General Wilhelm List was similarly impressed by the bravery and fighting abilities of the Greeks, which led him to order his men to present arms and salute the Greek soldiers as they surrendered. Lieutenant General Franz Böhme, Commander of the XVIII Mountain Corps, also congratulated the Greek commander, stating he was impressed by the valor and heroism displayed by his soldiers and that they "fought marvelously."

German infantry soldier diaries give a similar view of the battle. In particular, one German soldier wrote a highly laudatory description of the Greek defenders and an almost mythical description about a dead Greek soldier in Fort Istimpei:

The Greeks defended themselves with complete self-sacrifice.
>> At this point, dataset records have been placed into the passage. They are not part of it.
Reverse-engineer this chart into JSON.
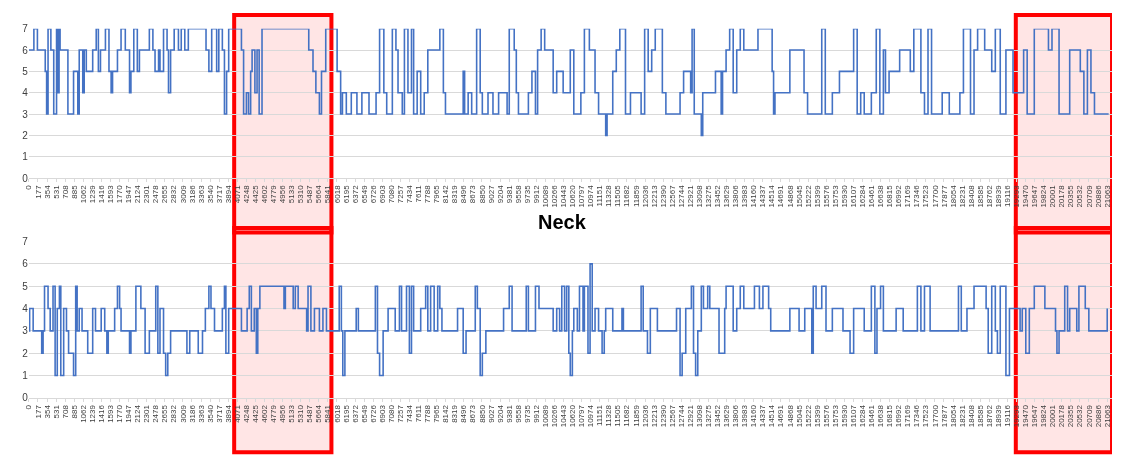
{
  "chart_data": [
    {
      "type": "step",
      "ylim": [
        0,
        7
      ],
      "yticks": [
        0,
        1,
        2,
        3,
        4,
        5,
        6,
        7
      ],
      "xlim": [
        0,
        21160
      ],
      "grid": "y",
      "xticks": [
        0,
        177,
        354,
        531,
        708,
        885,
        1062,
        1239,
        1416,
        1593,
        1770,
        1947,
        2124,
        2301,
        2478,
        2655,
        2832,
        3009,
        3186,
        3363,
        3540,
        3717,
        3894,
        4071,
        4248,
        4425,
        4602,
        4779,
        4956,
        5133,
        5310,
        5487,
        5664,
        5841,
        6018,
        6195,
        6372,
        6549,
        6726,
        6903,
        7080,
        7257,
        7434,
        7611,
        7788,
        7965,
        8142,
        8319,
        8496,
        8673,
        8850,
        9027,
        9204,
        9381,
        9558,
        9735,
        9912,
        10089,
        10266,
        10443,
        10620,
        10797,
        10974,
        11151,
        11328,
        11505,
        11682,
        11859,
        12036,
        12213,
        12390,
        12567,
        12744,
        12921,
        13098,
        13275,
        13452,
        13629,
        13806,
        13983,
        14160,
        14337,
        14514,
        14691,
        14868,
        15045,
        15222,
        15399,
        15576,
        15753,
        15930,
        16107,
        16284,
        16461,
        16638,
        16815,
        16992,
        17169,
        17346,
        17523,
        17700,
        17877,
        18054,
        18231,
        18408,
        18585,
        18762,
        18939,
        19116,
        19293,
        19470,
        19647,
        19824,
        20001,
        20178,
        20355,
        20532,
        20709,
        20886,
        21063
      ],
      "bands": [
        {
          "axis": "x",
          "from": 4010,
          "to": 5910,
          "color": "#ff0000"
        },
        {
          "axis": "x",
          "from": 19280,
          "to": 21160,
          "color": "#ff0000"
        }
      ],
      "series": [
        {
          "color": "#4472c4",
          "x": [
            0,
            97,
            166,
            319,
            346,
            374,
            429,
            485,
            540,
            568,
            589,
            609,
            679,
            762,
            872,
            955,
            983,
            1052,
            1080,
            1121,
            1246,
            1315,
            1357,
            1398,
            1495,
            1564,
            1606,
            1634,
            1730,
            1800,
            1883,
            1966,
            1993,
            2049,
            2118,
            2159,
            2353,
            2422,
            2464,
            2533,
            2561,
            2630,
            2699,
            2727,
            2768,
            2838,
            2921,
            2976,
            3045,
            3114,
            3460,
            3516,
            3571,
            3668,
            3710,
            3779,
            3820,
            3862,
            3903,
            4152,
            4194,
            4249,
            4291,
            4332,
            4360,
            4415,
            4457,
            4498,
            4554,
            5467,
            5550,
            5606,
            5675,
            5716,
            5799,
            6021,
            6090,
            6125,
            6201,
            6298,
            6408,
            6505,
            6644,
            6782,
            6851,
            6934,
            6990,
            7100,
            7170,
            7211,
            7294,
            7336,
            7405,
            7474,
            7516,
            7585,
            7654,
            7723,
            7793,
            8028,
            8097,
            8138,
            8484,
            8512,
            8581,
            8650,
            8747,
            8816,
            8858,
            8969,
            9066,
            9176,
            9342,
            9384,
            9481,
            9522,
            9564,
            9758,
            9827,
            9896,
            9938,
            10007,
            10076,
            10242,
            10311,
            10368,
            10437,
            10576,
            10645,
            10783,
            10852,
            10949,
            11060,
            11129,
            11268,
            11295,
            11406,
            11475,
            11544,
            11655,
            11752,
            11960,
            12029,
            12098,
            12167,
            12236,
            12375,
            12444,
            12721,
            12790,
            12928,
            12956,
            12998,
            13136,
            13164,
            13413,
            13524,
            13551,
            13620,
            13690,
            13759,
            13828,
            13897,
            13966,
            14243,
            14520,
            14548,
            14575,
            14866,
            15143,
            15212,
            15489,
            15558,
            15696,
            15835,
            16112,
            16181,
            16250,
            16319,
            16458,
            16554,
            16624,
            16693,
            16734,
            16804,
            17011,
            17219,
            17288,
            17426,
            17496,
            17565,
            17634,
            17842,
            17980,
            18188,
            18257,
            18395,
            18464,
            18534,
            18672,
            18810,
            18880,
            18976,
            19087,
            19226,
            19433,
            19502,
            19641,
            19918,
            19987,
            20125,
            20333,
            20540,
            20610,
            20679,
            20748,
            20817,
            21094
          ],
          "values": [
            6,
            7,
            6,
            5,
            3,
            7,
            6,
            3,
            7,
            4,
            7,
            6,
            6,
            3,
            5,
            3,
            6,
            4,
            6,
            5,
            6,
            7,
            5,
            6,
            7,
            5,
            4,
            5,
            6,
            7,
            6,
            4,
            5,
            7,
            5,
            6,
            7,
            6,
            5,
            6,
            5,
            7,
            6,
            4,
            6,
            7,
            6,
            7,
            6,
            7,
            6,
            5,
            7,
            5,
            7,
            6,
            3,
            5,
            7,
            6,
            3,
            4,
            3,
            5,
            6,
            4,
            6,
            3,
            7,
            6,
            5,
            4,
            3,
            5,
            7,
            5,
            3,
            4,
            3,
            4,
            3,
            4,
            3,
            4,
            7,
            4,
            3,
            7,
            6,
            4,
            3,
            7,
            4,
            7,
            3,
            5,
            3,
            4,
            6,
            7,
            4,
            3,
            5,
            3,
            4,
            3,
            7,
            4,
            3,
            4,
            3,
            4,
            3,
            7,
            6,
            4,
            3,
            4,
            5,
            3,
            6,
            7,
            6,
            4,
            5,
            5,
            4,
            6,
            3,
            4,
            7,
            6,
            4,
            3,
            2,
            3,
            5,
            6,
            7,
            3,
            4,
            3,
            7,
            5,
            6,
            7,
            4,
            3,
            4,
            5,
            4,
            7,
            3,
            2,
            4,
            5,
            3,
            5,
            6,
            7,
            4,
            6,
            7,
            6,
            7,
            5,
            3,
            4,
            6,
            4,
            3,
            7,
            3,
            4,
            5,
            7,
            3,
            4,
            3,
            4,
            7,
            3,
            6,
            4,
            5,
            6,
            5,
            7,
            4,
            3,
            7,
            3,
            4,
            3,
            4,
            7,
            3,
            6,
            7,
            6,
            5,
            7,
            3,
            6,
            4,
            6,
            3,
            7,
            6,
            7,
            3,
            6,
            5,
            3,
            6,
            4,
            3,
            3
          ]
        }
      ]
    },
    {
      "type": "step",
      "title": "Neck",
      "ylim": [
        0,
        7
      ],
      "yticks": [
        0,
        1,
        2,
        3,
        4,
        5,
        6,
        7
      ],
      "xlim": [
        0,
        21160
      ],
      "grid": "y",
      "xticks": [
        0,
        177,
        354,
        531,
        708,
        885,
        1062,
        1239,
        1416,
        1593,
        1770,
        1947,
        2124,
        2301,
        2478,
        2655,
        2832,
        3009,
        3186,
        3363,
        3540,
        3717,
        3894,
        4071,
        4248,
        4425,
        4602,
        4779,
        4956,
        5133,
        5310,
        5487,
        5664,
        5841,
        6018,
        6195,
        6372,
        6549,
        6726,
        6903,
        7080,
        7257,
        7434,
        7611,
        7788,
        7965,
        8142,
        8319,
        8496,
        8673,
        8850,
        9027,
        9204,
        9381,
        9558,
        9735,
        9912,
        10089,
        10266,
        10443,
        10620,
        10797,
        10974,
        11151,
        11328,
        11505,
        11682,
        11859,
        12036,
        12213,
        12390,
        12567,
        12744,
        12921,
        13098,
        13275,
        13452,
        13629,
        13806,
        13983,
        14160,
        14337,
        14514,
        14691,
        14868,
        15045,
        15222,
        15399,
        15576,
        15753,
        15930,
        16107,
        16284,
        16461,
        16638,
        16815,
        16992,
        17169,
        17346,
        17523,
        17700,
        17877,
        18054,
        18231,
        18408,
        18585,
        18762,
        18939,
        19116,
        19293,
        19470,
        19647,
        19824,
        20001,
        20178,
        20355,
        20532,
        20709,
        20886,
        21063
      ],
      "bands": [
        {
          "axis": "x",
          "from": 4010,
          "to": 5910,
          "color": "#ff0000"
        },
        {
          "axis": "x",
          "from": 19280,
          "to": 21160,
          "color": "#ff0000"
        }
      ],
      "series": [
        {
          "color": "#4472c4",
          "x": [
            0,
            14,
            83,
            250,
            277,
            305,
            374,
            416,
            471,
            512,
            554,
            596,
            623,
            679,
            734,
            775,
            872,
            914,
            942,
            983,
            1038,
            1149,
            1246,
            1301,
            1412,
            1481,
            1523,
            1550,
            1675,
            1730,
            1772,
            1800,
            1966,
            1993,
            2090,
            2187,
            2270,
            2353,
            2478,
            2519,
            2561,
            2630,
            2672,
            2713,
            2768,
            3087,
            3142,
            3308,
            3391,
            3447,
            3516,
            3557,
            3626,
            3779,
            3820,
            3848,
            3903,
            4152,
            4263,
            4305,
            4346,
            4402,
            4443,
            4471,
            4512,
            4983,
            5010,
            5163,
            5204,
            5260,
            5426,
            5453,
            5509,
            5578,
            5675,
            5744,
            5813,
            6062,
            6104,
            6132,
            6173,
            6394,
            6436,
            6768,
            6810,
            6851,
            6920,
            7017,
            7156,
            7239,
            7280,
            7377,
            7433,
            7474,
            7516,
            7654,
            7751,
            7793,
            7848,
            7917,
            7986,
            8028,
            8069,
            8374,
            8484,
            8540,
            8720,
            8761,
            8816,
            8858,
            8927,
            9273,
            9384,
            9439,
            9716,
            9758,
            9896,
            9965,
            10242,
            10311,
            10368,
            10410,
            10465,
            10506,
            10548,
            10576,
            10617,
            10645,
            10714,
            10756,
            10825,
            10852,
            10922,
            10963,
            11005,
            11060,
            11129,
            11198,
            11240,
            11268,
            11406,
            11586,
            11614,
            11960,
            12001,
            12084,
            12140,
            12278,
            12652,
            12721,
            12762,
            12832,
            12942,
            12984,
            13025,
            13067,
            13136,
            13178,
            13261,
            13302,
            13482,
            13593,
            13620,
            13759,
            13828,
            13897,
            13966,
            14174,
            14271,
            14340,
            14451,
            14492,
            14866,
            15046,
            15157,
            15295,
            15323,
            15378,
            15489,
            15572,
            15696,
            15904,
            16042,
            16112,
            16319,
            16458,
            16527,
            16568,
            16638,
            16693,
            16942,
            17080,
            17357,
            17426,
            17496,
            17606,
            18160,
            18215,
            18326,
            18464,
            18700,
            18741,
            18810,
            18880,
            18921,
            18976,
            19087,
            19156,
            19364,
            19406,
            19475,
            19544,
            19641,
            19848,
            20056,
            20084,
            20125,
            20236,
            20291,
            20333,
            20471,
            20513,
            20637,
            20707,
            21025,
            21066
          ],
          "values": [
            3,
            4,
            3,
            2,
            3,
            5,
            4,
            3,
            5,
            1,
            4,
            5,
            1,
            4,
            3,
            2,
            1,
            5,
            3,
            4,
            3,
            2,
            4,
            3,
            4,
            3,
            2,
            3,
            4,
            5,
            4,
            3,
            2,
            3,
            5,
            4,
            2,
            3,
            5,
            2,
            4,
            2,
            1,
            2,
            3,
            2,
            3,
            2,
            3,
            4,
            5,
            4,
            3,
            4,
            5,
            2,
            4,
            3,
            4,
            5,
            3,
            4,
            2,
            4,
            5,
            4,
            5,
            4,
            5,
            4,
            3,
            5,
            3,
            4,
            3,
            4,
            3,
            5,
            3,
            1,
            3,
            4,
            3,
            5,
            2,
            1,
            3,
            4,
            3,
            5,
            3,
            5,
            2,
            5,
            3,
            4,
            5,
            3,
            5,
            3,
            5,
            4,
            3,
            4,
            2,
            3,
            5,
            4,
            1,
            2,
            3,
            4,
            5,
            3,
            5,
            3,
            5,
            4,
            3,
            4,
            3,
            5,
            3,
            5,
            2,
            1,
            3,
            4,
            3,
            5,
            3,
            5,
            2,
            6,
            3,
            4,
            3,
            2,
            3,
            4,
            3,
            4,
            3,
            5,
            3,
            2,
            4,
            3,
            4,
            1,
            2,
            4,
            5,
            2,
            1,
            3,
            5,
            4,
            5,
            4,
            2,
            4,
            5,
            3,
            4,
            5,
            4,
            5,
            4,
            5,
            4,
            3,
            4,
            3,
            4,
            2,
            5,
            4,
            5,
            3,
            4,
            3,
            2,
            4,
            3,
            5,
            2,
            4,
            5,
            3,
            4,
            3,
            5,
            3,
            5,
            3,
            5,
            3,
            4,
            5,
            4,
            2,
            5,
            3,
            2,
            5,
            1,
            4,
            3,
            4,
            2,
            4,
            5,
            4,
            3,
            2,
            3,
            5,
            3,
            4,
            3,
            5,
            4,
            3,
            3,
            4
          ]
        }
      ]
    }
  ]
}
Their morale remained unshakable, their nerves were of steel. Nowhere, at no time, did they surrender as long as they still had the means to resist. I still remember a dead Greek soldier lying in a trench in front of the barbed wire, far from his bunker. Beside him lay four empty rifles. This was no enemy lying before me... Before my eyes stood a hero whom not even the ancient Greek myths could have portrayed more nobly.

And yet another German soldier wrote an admiring account on the surrender of the 250 Greek defenders of Fort Kelkagia:

Only after we had poured tear gas through the ventilation shafts were they left with no choice but to surrender. They began emerging from the tunnels, their commanding officer at the front, carrying a white flag, followed by the 250 valiant defenders of Kelkagia in a long line: exhausted, their uniforms in tatters, pale, covered in bandages and blood. We stood speechless. Indeed, we were almost ashamed before these men, soldiers like ourselves, who had fought with such prowess, with such tenacity, and with such honor, and who now stood beside us beneath the relentless rain. The triumph of our victory was swallowed by the despair of these proud men.